Cela se passait sur la ligne 13 du métro parisien. Un début d’après-midi d’une journée calme et ordinaire, ni pluvieuse comme souvent, ni particulièrement ensoleillée. Grise peut-être. Peu importe la saison ou même l’année d’ailleurs. Disons simplement que ça se passait dans les années quatre-vingt-dix, avant l’arrivée d’Internet, du portable et des réseaux sociaux.

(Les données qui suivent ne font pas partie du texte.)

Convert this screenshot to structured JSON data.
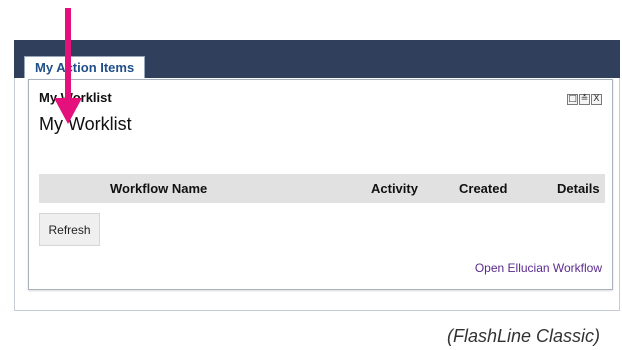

À la station Miromesnil, la jeune fille monta machinalement dans le wagon, le nez plongé dans un livre. Elle chercha tout aussi machinalement une place pour s’asseoir afin de poursuivre confortablement sa lecture. Un strapontin s’avérait disponible. Elle s’en empara. Le strapontin mitoyen, celui situé dans le renfoncement, était occupé par un homme apparemment de haute taille.
Le regard de la jeune femme n’alla pas au-dessus des jambes, qui lui avaient semblé immenses. Les stations défilèrent en silence tandis que, captivée par son récit, elle tournait consciencieusement les pages de son livre. Soudain, à la station Montparnasse-Bienvenue, elle fut distraite de sa lecture par un bruit sourd, semblable à celui de la chute d’un corps, quelques cris, et une agitation soudaine parmi les voyageurs. Elle s’apprêtait à lever la tête de son livre lorsque son voisin lui prit d’autorité la main et lui murmura “Vite, fuyons”. Avant qu’elle eût même le temps de comprendre ce qui lui arrivait, ils étaient descendus du wagon et la voilà qui courait à toute allure aux côtés du géant, traversant quai et couloirs à une vitesse dont elle ne se serait jamais crue capable. L’homme la maintenait à sa hauteur, la tirant fermement par la main. Elle avait la sensation de survoler le sol, presque de voler, aucun obstacle ne semblant alors plus infranchissable.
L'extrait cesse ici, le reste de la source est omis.